Моуки изобразил успокоительную рябь.
— Укатонен не позволил бы тебе усыновить меня, если б не знал, что из этого получится толк.
Джуна высосала сок из студенистой сердцевины плода.
— Возможно, ты прав, Моуки. Я поговорю с Укатоненом, — сказала она с уверенностью, которой вовсе не ощущала.
Укатонен пришел как раз к тому времени, когда они кончали есть. Он взял немного рыбы.
— Как Миато? — спросила Джуна.
— Он хорошо поправляется, — ответил Укатонен на языке кожи, продолжая жевать.
— И сколько же времени пройдет, прежде чем его нога отрастет?
— Это будет зависеть от многого. Если все пойдет хорошо, то к тому времени, когда мы выйдем к океану, у него будет нога, благодаря которой он сможет плавать. Окончательно же все придет в норму ко времени, когда мы вернемся обратно.
Он ласково погладил Джуну по плечу.
— Спасибо тебе за рыб. Они очень пригодились.
— Спасибо, эн. Я рада, что отнесла их. Деревня сделала для меня очень много.
— Нам следует слиться с Моуки, пока мы отдыхаем на берегу, — сказал Укатонен.
Джуна кивнула и протянула руки. Слияние все еще беспокоило ее, но она знала — оно необходимо, чтобы стать хорошим ситиком для Моуки. Слияние с Моуки не действовало на Джуну так сильно, как слияние с Укатоненом или с Анито. Укатонен сейчас сам позволял ей задавать слиянию темп и уровень интенсивности.
Укатонен и Моуки взяли ее руки, Джуна ощутила укол, а затем слияние увлекло ее в глубину.
Она следовала за Укатоненом, она осмотрела сломанную руку Моуки, видела, как срастаются концы костей, хотя сами костные мозоли были еще слабы. Его внутренние органы почти залечили свои ушибы, а пострадавшая аллу явно поправлялась. Укатонен излучал радость по поводу того, как быстро выздоравливает Моуки.
Когда осмотр Моуки кончился, Укатонен повел Джуну в путешествие по ее пищеварительному тракту. Она увидела весь процесс пищеварения, почувствовала, как растворяется пища в желудке, как подвергается она второй стадии переработки и всасыванию в тонких и толстых кишках, пока наконец отходы не выбрасываются наружу. Удивительно сложное преобразование пищи в энергию, сырье и отходы.
Они прервали контакт и обнаружили, что за это время облака успели разойтись и солнце сияет ослепительно ярко. Джуна подставила лицо солнечным лучам. Почти все их путешествие шло под небом, плотно затянутым насыщенными дождем облаками. Редкие проблески солнца воспринимались как нечто драгоценное. Джуна выложила компьютеры так, чтобы они могли подзарядиться. Деревенские принялись разгружать плоты и раскладывать свои грузы на песке для просушки. Они искали протечки в промазанных воском корзинах, следы плесени и тому подобное. Джуна помогла Нинто и Анито разложить их вещи. На двух сосудах с медом были обнаружены мягкие черные пятна плесени. Анито оставила сосуды на солнце, и когда мед в них нагрелся и растопился, его перелили в другие емкости. Старые же разломали, а остатки меда в них тщательно вылизали.
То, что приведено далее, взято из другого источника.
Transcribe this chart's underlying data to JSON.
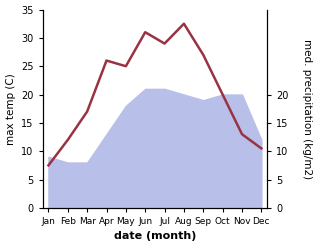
{
  "months": [
    "Jan",
    "Feb",
    "Mar",
    "Apr",
    "May",
    "Jun",
    "Jul",
    "Aug",
    "Sep",
    "Oct",
    "Nov",
    "Dec"
  ],
  "temperature": [
    7.5,
    12.0,
    17.0,
    26.0,
    25.0,
    31.0,
    29.0,
    32.5,
    27.0,
    20.0,
    13.0,
    10.5
  ],
  "precipitation": [
    9,
    8,
    8,
    13,
    18,
    21,
    21,
    20,
    19,
    20,
    20,
    12
  ],
  "temp_color": "#993344",
  "precip_fill_color": "#b8bfe8",
  "xlabel": "date (month)",
  "ylabel_left": "max temp (C)",
  "ylabel_right": "med. precipitation (kg/m2)",
  "ylim_left": [
    0,
    35
  ],
  "ylim_right": [
    0,
    35
  ],
  "yticks_left": [
    0,
    5,
    10,
    15,
    20,
    25,
    30,
    35
  ],
  "yticks_right": [
    0,
    5,
    10,
    15,
    20
  ],
  "background_color": "#ffffff"
}
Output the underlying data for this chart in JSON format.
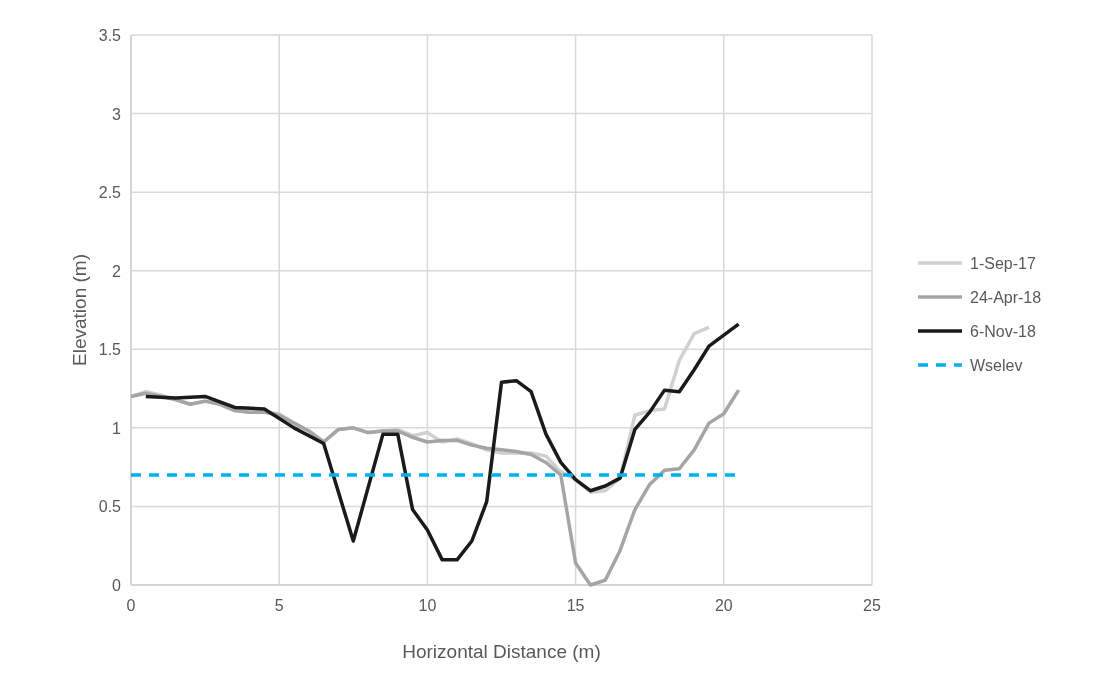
{
  "chart_data": {
    "type": "line",
    "xlabel": "Horizontal Distance (m)",
    "ylabel": "Elevation (m)",
    "xlim": [
      0,
      25
    ],
    "xticks": [
      0,
      5,
      10,
      15,
      20,
      25
    ],
    "ylim": [
      0,
      3.5
    ],
    "yticks": [
      0,
      0.5,
      1,
      1.5,
      2,
      2.5,
      3,
      3.5
    ],
    "grid": true,
    "legend": "right",
    "marker": "none",
    "series": [
      {
        "name": "1-Sep-17",
        "color": "#d0d0d0",
        "line_style": "solid",
        "x": [
          0,
          0.5,
          1,
          1.5,
          2,
          2.5,
          3,
          3.5,
          4,
          4.5,
          5,
          5.5,
          6,
          6.5,
          7,
          7.5,
          8,
          8.5,
          9,
          9.5,
          10,
          10.5,
          11,
          11.5,
          12,
          12.5,
          13,
          13.5,
          14,
          14.5,
          15,
          15.5,
          16,
          16.5,
          17,
          17.5,
          18,
          18.5,
          19,
          19.5
        ],
        "values": [
          1.2,
          1.23,
          1.21,
          1.18,
          1.15,
          1.17,
          1.15,
          1.11,
          1.1,
          1.1,
          1.09,
          1.03,
          0.98,
          0.91,
          0.99,
          1.0,
          0.97,
          0.98,
          0.99,
          0.95,
          0.97,
          0.91,
          0.93,
          0.9,
          0.86,
          0.84,
          0.84,
          0.84,
          0.82,
          0.72,
          0.67,
          0.59,
          0.6,
          0.68,
          1.08,
          1.11,
          1.12,
          1.43,
          1.6,
          1.64
        ]
      },
      {
        "name": "24-Apr-18",
        "color": "#a5a5a5",
        "line_style": "solid",
        "x": [
          0,
          0.5,
          1,
          1.5,
          2,
          2.5,
          3,
          3.5,
          4,
          4.5,
          5,
          5.5,
          6,
          6.5,
          7,
          7.5,
          8,
          8.5,
          9,
          9.5,
          10,
          10.5,
          11,
          11.5,
          12,
          12.5,
          13,
          13.5,
          14,
          14.5,
          15,
          15.5,
          16,
          16.5,
          17,
          17.5,
          18,
          18.5,
          19,
          19.5,
          20,
          20.5
        ],
        "values": [
          1.2,
          1.22,
          1.2,
          1.18,
          1.15,
          1.17,
          1.15,
          1.11,
          1.1,
          1.1,
          1.08,
          1.03,
          0.98,
          0.91,
          0.99,
          1.0,
          0.97,
          0.98,
          0.98,
          0.94,
          0.91,
          0.92,
          0.92,
          0.89,
          0.87,
          0.86,
          0.85,
          0.83,
          0.78,
          0.7,
          0.14,
          0.0,
          0.03,
          0.22,
          0.48,
          0.64,
          0.73,
          0.74,
          0.86,
          1.03,
          1.09,
          1.24
        ]
      },
      {
        "name": "6-Nov-18",
        "color": "#1a1a1a",
        "line_style": "solid",
        "x": [
          0.5,
          1.5,
          2.5,
          3.5,
          4.5,
          5.5,
          6.5,
          7.5,
          8.5,
          9,
          9.5,
          10,
          10.5,
          11,
          11.5,
          12,
          12.5,
          13,
          13.5,
          14,
          14.5,
          15,
          15.5,
          16,
          16.5,
          17,
          17.5,
          18,
          18.5,
          19,
          19.5,
          20,
          20.5
        ],
        "values": [
          1.2,
          1.19,
          1.2,
          1.13,
          1.12,
          1.0,
          0.9,
          0.28,
          0.96,
          0.96,
          0.48,
          0.35,
          0.16,
          0.16,
          0.28,
          0.53,
          1.29,
          1.3,
          1.23,
          0.96,
          0.78,
          0.67,
          0.6,
          0.63,
          0.68,
          0.99,
          1.1,
          1.24,
          1.23,
          1.37,
          1.52,
          1.59,
          1.66
        ]
      },
      {
        "name": "Wselev",
        "color": "#00b0f0",
        "line_style": "dashed",
        "x": [
          0,
          20.5
        ],
        "values": [
          0.7,
          0.7
        ]
      }
    ]
  }
}
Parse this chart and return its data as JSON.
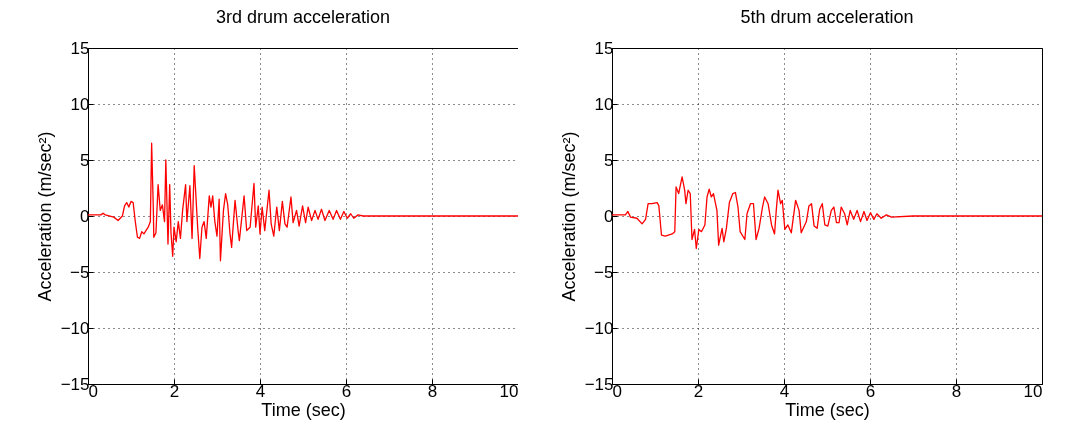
{
  "chart_data": [
    {
      "type": "line",
      "title": "3rd drum acceleration",
      "xlabel": "Time (sec)",
      "ylabel": "Acceleration (m/sec²)",
      "color": "#ff0000",
      "grid": true,
      "xlim": [
        0,
        10
      ],
      "ylim": [
        -15,
        15
      ],
      "xticks": [
        0,
        2,
        4,
        6,
        8,
        10
      ],
      "yticks": [
        -15,
        -10,
        -5,
        0,
        5,
        10,
        15
      ],
      "x": [
        0,
        0.3,
        0.35,
        0.4,
        0.6,
        0.7,
        0.8,
        0.85,
        0.9,
        0.95,
        1.0,
        1.05,
        1.1,
        1.15,
        1.2,
        1.25,
        1.3,
        1.4,
        1.45,
        1.48,
        1.52,
        1.53,
        1.58,
        1.63,
        1.68,
        1.73,
        1.78,
        1.81,
        1.86,
        1.9,
        1.93,
        1.97,
        2.0,
        2.05,
        2.1,
        2.15,
        2.2,
        2.27,
        2.3,
        2.37,
        2.42,
        2.47,
        2.55,
        2.6,
        2.65,
        2.7,
        2.75,
        2.82,
        2.86,
        2.9,
        2.95,
        3.0,
        3.05,
        3.08,
        3.15,
        3.2,
        3.25,
        3.3,
        3.34,
        3.42,
        3.49,
        3.52,
        3.63,
        3.69,
        3.77,
        3.86,
        3.9,
        3.96,
        4.0,
        4.05,
        4.11,
        4.21,
        4.26,
        4.32,
        4.39,
        4.45,
        4.52,
        4.58,
        4.63,
        4.72,
        4.77,
        4.85,
        4.91,
        4.99,
        5.06,
        5.12,
        5.2,
        5.28,
        5.35,
        5.43,
        5.51,
        5.61,
        5.7,
        5.78,
        5.87,
        5.95,
        6.03,
        6.11,
        6.18,
        6.28,
        6.4,
        7,
        8,
        9,
        10
      ],
      "values": [
        0.1,
        0.1,
        0.25,
        0.1,
        -0.1,
        -0.4,
        0,
        0.9,
        1.2,
        0.8,
        1.3,
        1.2,
        -0.5,
        -1.9,
        -2,
        -1.4,
        -1.6,
        -1,
        -0.5,
        6.5,
        0.5,
        -1.9,
        -1.5,
        2.8,
        0.5,
        1,
        -0.5,
        5,
        -2.5,
        2.8,
        -1.5,
        -3.6,
        -1,
        -2.3,
        -0.5,
        -2,
        0.5,
        2.8,
        -0.5,
        2.7,
        -2,
        4.5,
        -1,
        -3.8,
        -1,
        -0.5,
        -2,
        1.8,
        0.8,
        1.8,
        -0.5,
        -1.8,
        1.5,
        -4,
        0.5,
        2,
        1,
        -1.5,
        -2.8,
        1.4,
        -1.3,
        -2.2,
        1.8,
        -1.3,
        -1,
        2.9,
        -1,
        0.9,
        -1.6,
        0.8,
        -1.3,
        2.3,
        -0.7,
        -1.8,
        0.8,
        -1.3,
        1.3,
        -0.7,
        -1,
        1.7,
        -0.6,
        0.5,
        -0.9,
        0.9,
        -0.6,
        0.8,
        -0.4,
        0.5,
        -0.3,
        0.6,
        -0.4,
        0.5,
        -0.3,
        0.5,
        -0.3,
        0.4,
        -0.2,
        0.2,
        -0.2,
        0.1,
        0,
        0,
        0,
        0,
        0
      ]
    },
    {
      "type": "line",
      "title": "5th drum acceleration",
      "xlabel": "Time (sec)",
      "ylabel": "Acceleration (m/sec²)",
      "color": "#ff0000",
      "grid": true,
      "xlim": [
        0,
        10
      ],
      "ylim": [
        -15,
        15
      ],
      "xticks": [
        0,
        2,
        4,
        6,
        8,
        10
      ],
      "yticks": [
        -15,
        -10,
        -5,
        0,
        5,
        10,
        15
      ],
      "x": [
        0,
        0.31,
        0.37,
        0.43,
        0.58,
        0.7,
        0.78,
        0.84,
        0.93,
        1.05,
        1.09,
        1.15,
        1.24,
        1.4,
        1.46,
        1.49,
        1.55,
        1.63,
        1.69,
        1.72,
        1.77,
        1.82,
        1.86,
        1.92,
        1.96,
        2.02,
        2.08,
        2.16,
        2.21,
        2.26,
        2.31,
        2.36,
        2.44,
        2.48,
        2.56,
        2.6,
        2.66,
        2.73,
        2.81,
        2.87,
        2.93,
        2.98,
        3.09,
        3.14,
        3.22,
        3.29,
        3.35,
        3.42,
        3.5,
        3.55,
        3.63,
        3.71,
        3.78,
        3.82,
        3.86,
        3.92,
        3.96,
        4.02,
        4.09,
        4.17,
        4.27,
        4.35,
        4.4,
        4.52,
        4.58,
        4.64,
        4.7,
        4.77,
        4.83,
        4.89,
        4.95,
        5.02,
        5.1,
        5.16,
        5.22,
        5.28,
        5.33,
        5.41,
        5.47,
        5.54,
        5.62,
        5.7,
        5.78,
        5.86,
        5.93,
        6.01,
        6.09,
        6.16,
        6.26,
        6.38,
        6.5,
        7,
        8,
        9,
        10
      ],
      "values": [
        0.1,
        0.1,
        0.4,
        -0.1,
        -0.2,
        -0.7,
        -0.3,
        1.1,
        1.1,
        1.2,
        0.9,
        -1.7,
        -1.8,
        -1.6,
        -1.4,
        2.6,
        2,
        3.5,
        2.3,
        1.1,
        2.3,
        2,
        -2.1,
        -1.2,
        -2.9,
        -1.2,
        -1.4,
        -0.8,
        1.7,
        2.4,
        1.7,
        2,
        0.5,
        -2.6,
        -1.1,
        -2.3,
        -1.1,
        1.2,
        2,
        2.1,
        0.8,
        -1.4,
        -2.1,
        0.2,
        1.1,
        1.1,
        -2.1,
        -1.1,
        0.8,
        1.7,
        1.1,
        -0.8,
        -1.6,
        0.5,
        2.3,
        1.1,
        1.4,
        -1.2,
        -0.8,
        -1.5,
        1.4,
        0.5,
        -1.5,
        -0.5,
        0.9,
        1.1,
        -0.9,
        -1.1,
        0.6,
        1.1,
        -0.8,
        -0.9,
        0.5,
        0.8,
        -0.6,
        -0.6,
        0.8,
        0.2,
        -0.8,
        0.5,
        -0.3,
        0.5,
        -0.5,
        0.4,
        -0.4,
        0.3,
        -0.3,
        0.2,
        -0.2,
        0.1,
        -0.1,
        0,
        0,
        0,
        0
      ]
    }
  ]
}
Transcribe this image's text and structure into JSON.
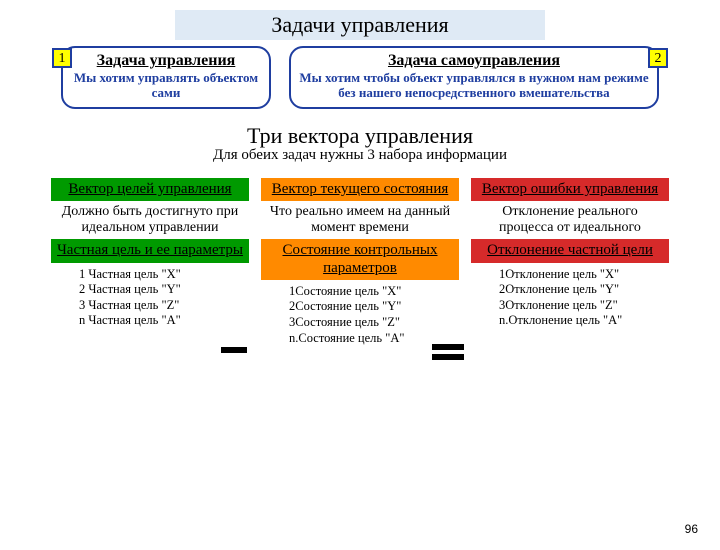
{
  "title": {
    "text": "Задачи управления",
    "bg": "#dfeaf5"
  },
  "tasks": {
    "left": {
      "num": "1",
      "title": "Задача управления",
      "sub": "Мы хотим управлять объектом сами"
    },
    "right": {
      "num": "2",
      "title": "Задача самоуправления",
      "sub": "Мы хотим чтобы объект управлялся в нужном нам режиме без нашего непосредственного вмешательства"
    },
    "border": "#1f3ea0",
    "badge_bg": "#ffff00"
  },
  "section": {
    "title": "Три вектора управления",
    "sub": "Для обеих задач нужны 3 набора информации"
  },
  "columns": [
    {
      "color": "#009a00",
      "h1": "Вектор целей управления",
      "p1": "Должно быть достигнуто при идеальном управлении",
      "h2": "Частная цель и ее параметры",
      "list": [
        "1 Частная цель \"X\"",
        "2 Частная цель \"Y\"",
        "3 Частная цель \"Z\"",
        "n Частная цель \"A\""
      ]
    },
    {
      "color": "#ff8a00",
      "h1": "Вектор текущего состояния",
      "p1": "Что реально имеем на данный момент времени",
      "h2": "Состояние контрольных параметров",
      "list": [
        "1Состояние цель \"X\"",
        "2Состояние цель \"Y\"",
        "3Состояние цель \"Z\"",
        "n.Состояние цель \"A\""
      ]
    },
    {
      "color": "#d62a2a",
      "h1": "Вектор ошибки управления",
      "p1": "Отклонение реального процесса от идеального",
      "h2": "Отклонение частной цели",
      "list": [
        "1Отклонение цель \"X\"",
        "2Отклонение цель \"Y\"",
        "3Отклонение цель \"Z\"",
        "n.Отклонение цель \"A\""
      ]
    }
  ],
  "page_num": "96"
}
— Сколько тебе лет? — спросила Джуна Укатонена, когда вылизывание закончилось.
Укатонен погладил подбородок и подумал.
— Не знаю, — ответил он. — Я живу долго. — Окраска его стала ностальгически серо-голубой. — Это была хорошая жизнь.
— Ты старше, чем был ситик Анито? — продолжала она.
Укатонен высветил утвердительный символ.
— Гораздо старше.
— Как гораздо? — спросила Джуна. Представления о времени у тенду были невероятно путаные.
— Когда я стал энкаром, ситик Анито еще не родился. А прежде чем стать энкаром, я был главным старейшиной в моей деревне. Я видел деревья — вот такие, — он показал на искривленного древнего гиганта, украшенного длинными бородами мха, — и они росли и умирали на моей памяти по крайней мере шесть раз.
Изумленная Джуна порозовела. Значит, Укатонену не меньше семисот лет!
— Должно быть, ты самый старый из тенду!
На груди Укатонена появился знак отрицания.
— Есть много энкаров, которые куда старше. Есть такие, которые жили раз в десять дольше меня, но даже и они не самые старые из моего народа.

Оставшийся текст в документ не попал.